ロボットは、ベルカナの肩を掴みながらバスターを向ける。そこには別のロボットたちが立っていた。

「データから考えると私たちよりもかなり・・・・いや、それ以上に旧式のようですがスペックはそれ以上はありそうですね。」

「何だお前たちは?」

「貴方の同類・・・・とでも言いましょうかね?もちろんあなた同様に一度処分という形で死にましたが。」

「・・・・・・・・」

「彼女を破壊するのは容易なことでしょうが私たち全員を相手にするのなら分が悪いと思いますよ?何しろここにいる方々は全員戦闘型ですからね。
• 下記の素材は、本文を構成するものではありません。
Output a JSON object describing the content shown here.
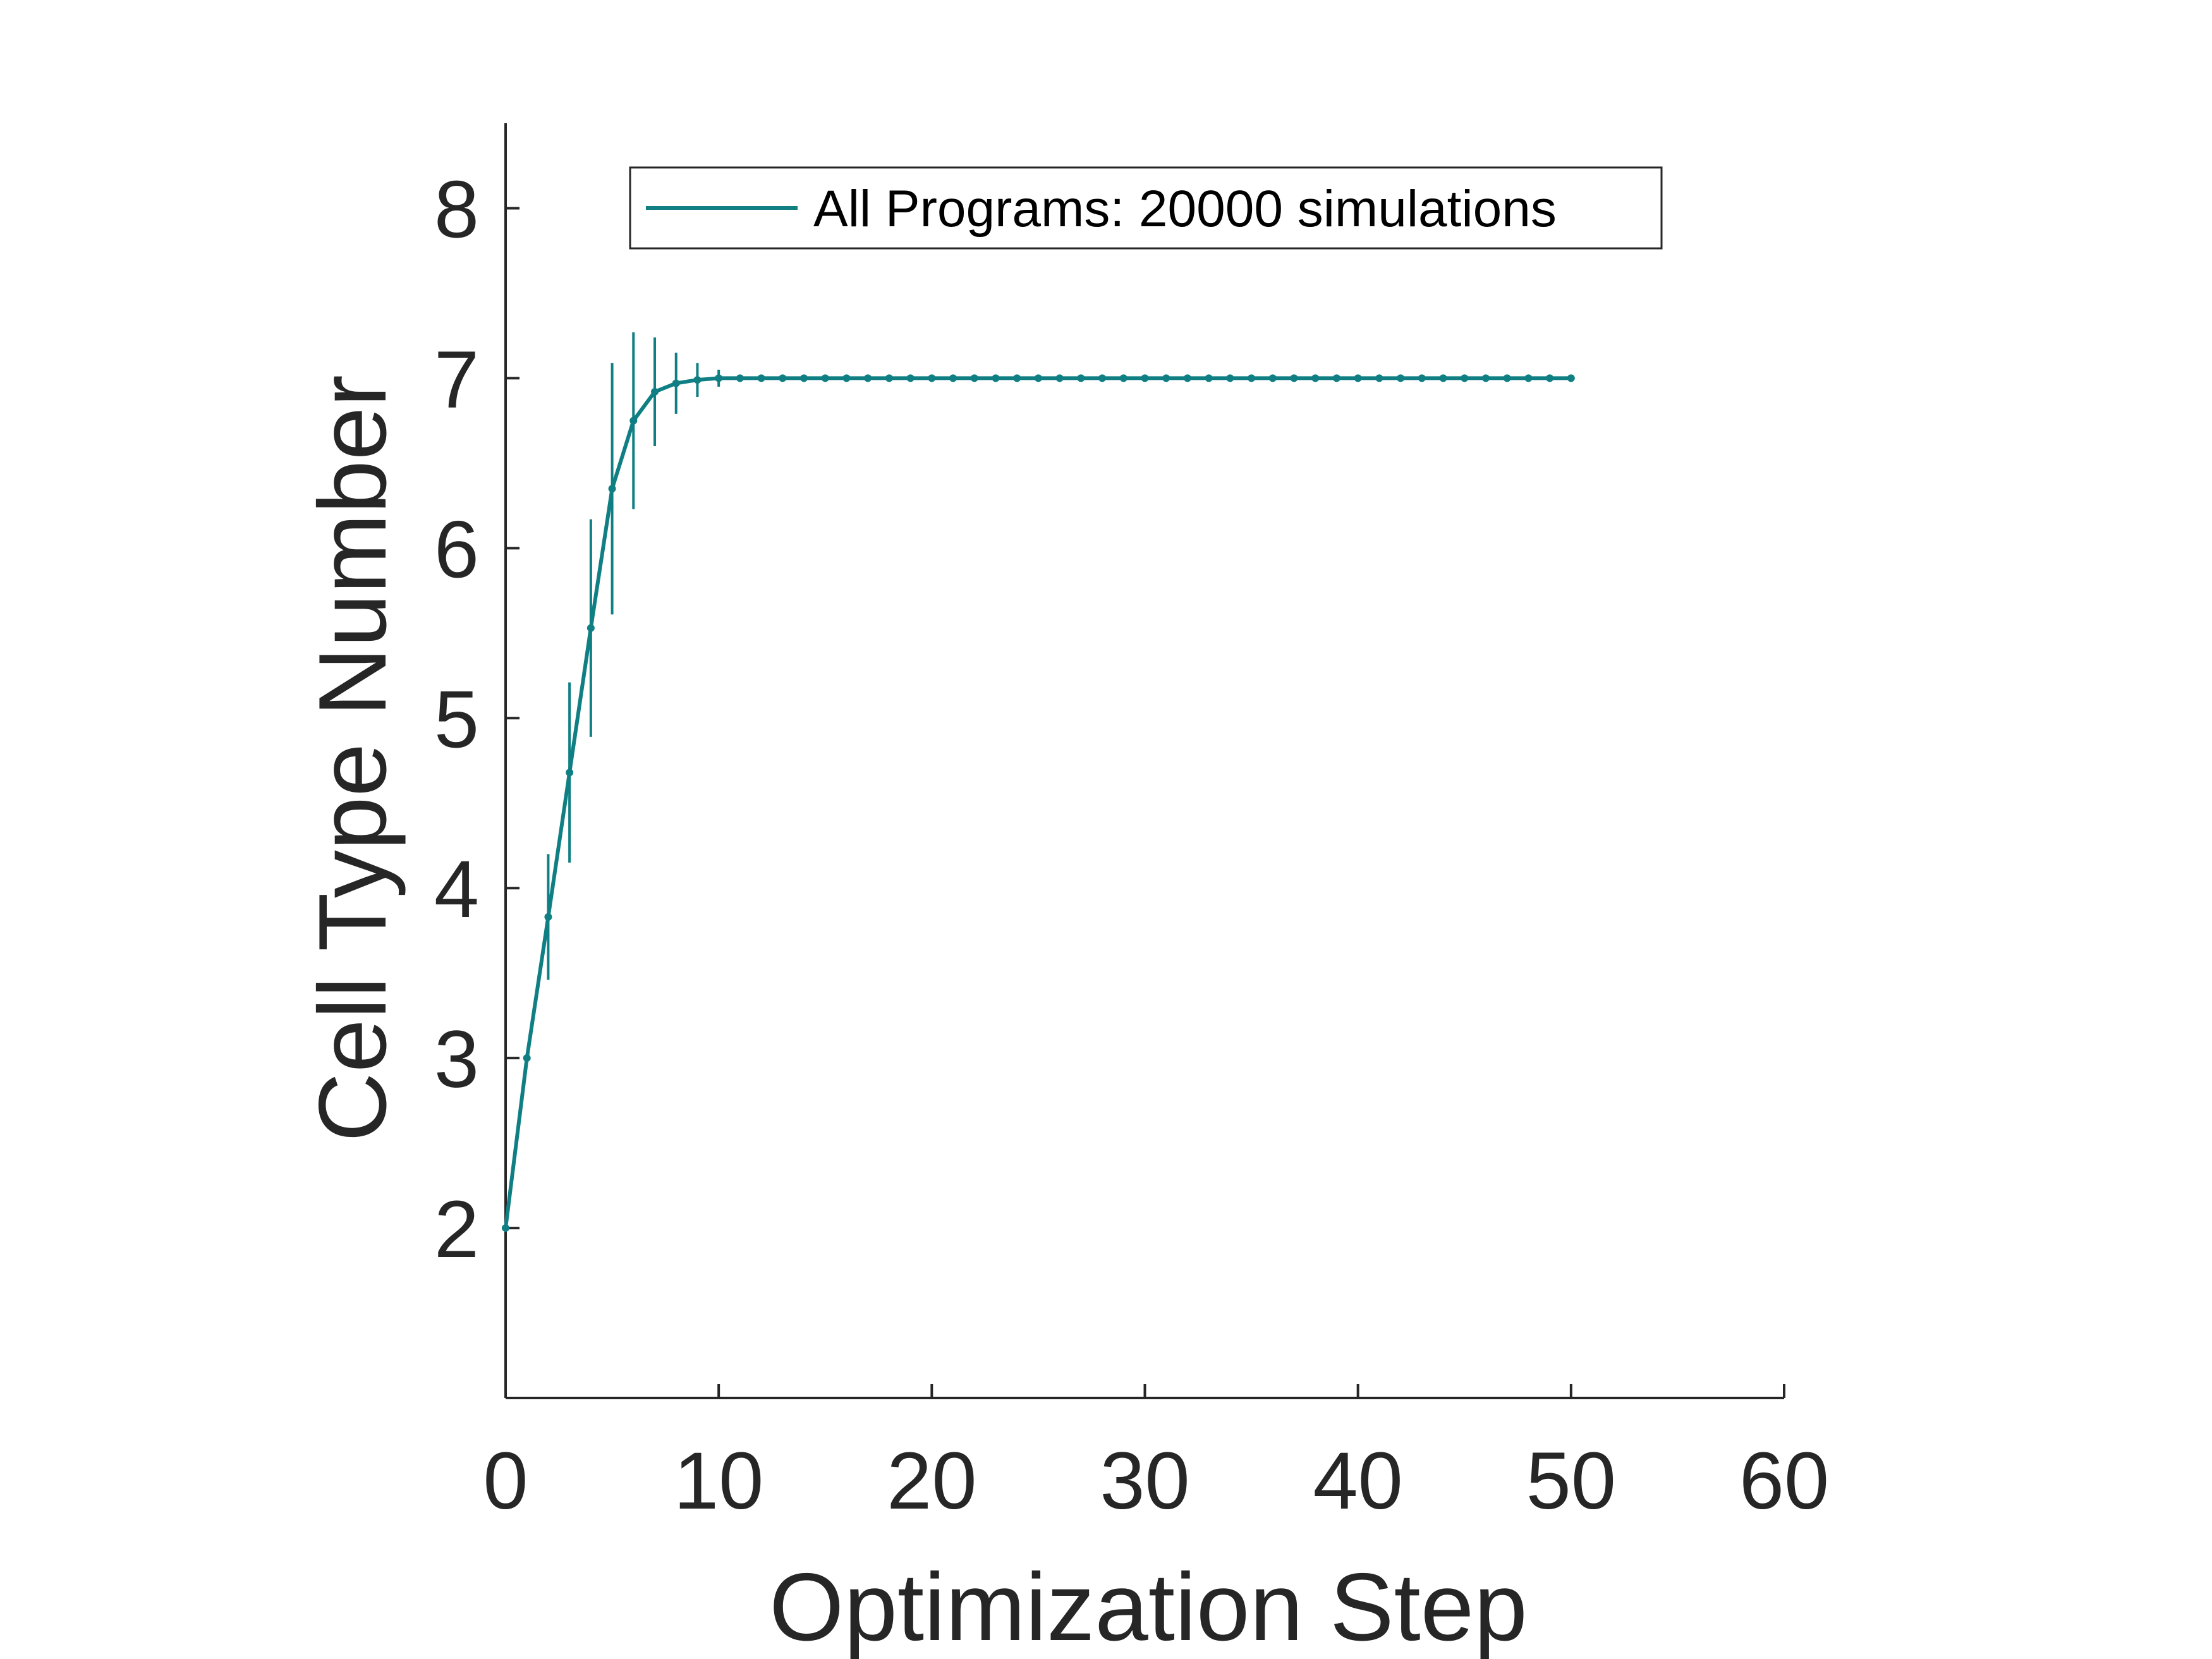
{
  "chart_data": {
    "type": "line",
    "xlabel": "Optimization Step",
    "ylabel": "Cell Type Number",
    "xlim": [
      0,
      60
    ],
    "ylim": [
      1,
      8.5
    ],
    "xticks": [
      0,
      10,
      20,
      30,
      40,
      50,
      60
    ],
    "yticks": [
      2,
      3,
      4,
      5,
      6,
      7,
      8
    ],
    "grid": false,
    "legend_position": "top",
    "series": [
      {
        "name": "All Programs: 20000 simulations",
        "color": "#0f7f84",
        "x": [
          0,
          1,
          2,
          3,
          4,
          5,
          6,
          7,
          8,
          9,
          10,
          11,
          12,
          13,
          14,
          15,
          16,
          17,
          18,
          19,
          20,
          21,
          22,
          23,
          24,
          25,
          26,
          27,
          28,
          29,
          30,
          31,
          32,
          33,
          34,
          35,
          36,
          37,
          38,
          39,
          40,
          41,
          42,
          43,
          44,
          45,
          46,
          47,
          48,
          49,
          50
        ],
        "y": [
          2.0,
          3.0,
          3.83,
          4.68,
          5.53,
          6.35,
          6.75,
          6.92,
          6.97,
          6.99,
          7.0,
          7.0,
          7.0,
          7.0,
          7.0,
          7.0,
          7.0,
          7.0,
          7.0,
          7.0,
          7.0,
          7.0,
          7.0,
          7.0,
          7.0,
          7.0,
          7.0,
          7.0,
          7.0,
          7.0,
          7.0,
          7.0,
          7.0,
          7.0,
          7.0,
          7.0,
          7.0,
          7.0,
          7.0,
          7.0,
          7.0,
          7.0,
          7.0,
          7.0,
          7.0,
          7.0,
          7.0,
          7.0,
          7.0,
          7.0,
          7.0
        ],
        "error": [
          0,
          0,
          0.37,
          0.53,
          0.64,
          0.74,
          0.52,
          0.32,
          0.18,
          0.1,
          0.05,
          0.02,
          0,
          0,
          0,
          0,
          0,
          0,
          0,
          0,
          0,
          0,
          0,
          0,
          0,
          0,
          0,
          0,
          0,
          0,
          0,
          0,
          0,
          0,
          0,
          0,
          0,
          0,
          0,
          0,
          0,
          0,
          0,
          0,
          0,
          0,
          0,
          0,
          0,
          0,
          0
        ]
      }
    ]
  }
}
」

「何?」

ロボットは驚いた表情でバスターを戻して言う。

「貴方の時代では珍しいようですが我々は元々戦闘することを前提に開発されている存在です。」

「・・・・・・・・それは本当か?」

「えぇ。まあ、オペレーターなどの非戦闘用は存在しますがね。」

「・・・・・・結局歴史は繰り返されるってか。」

そう言うとロボットは抵抗する気をなくす。その目は何かに失望しているようにも見えた。

「・・・・っで、俺をどうしようって言うんだ?」

「何もしませんよ。ただ、我々の息を吹き返させた博士に挨拶していただくだけですよ。」

「・・・・・・碌でもねえ奴しか想像できねえな。」

そう言いながら彼は、他のロボットたちについて行く。

「はあ・・・・・もう、一言ぐらい謝りなさいよ!」

さり気なく文句を言うベルカナを無視して。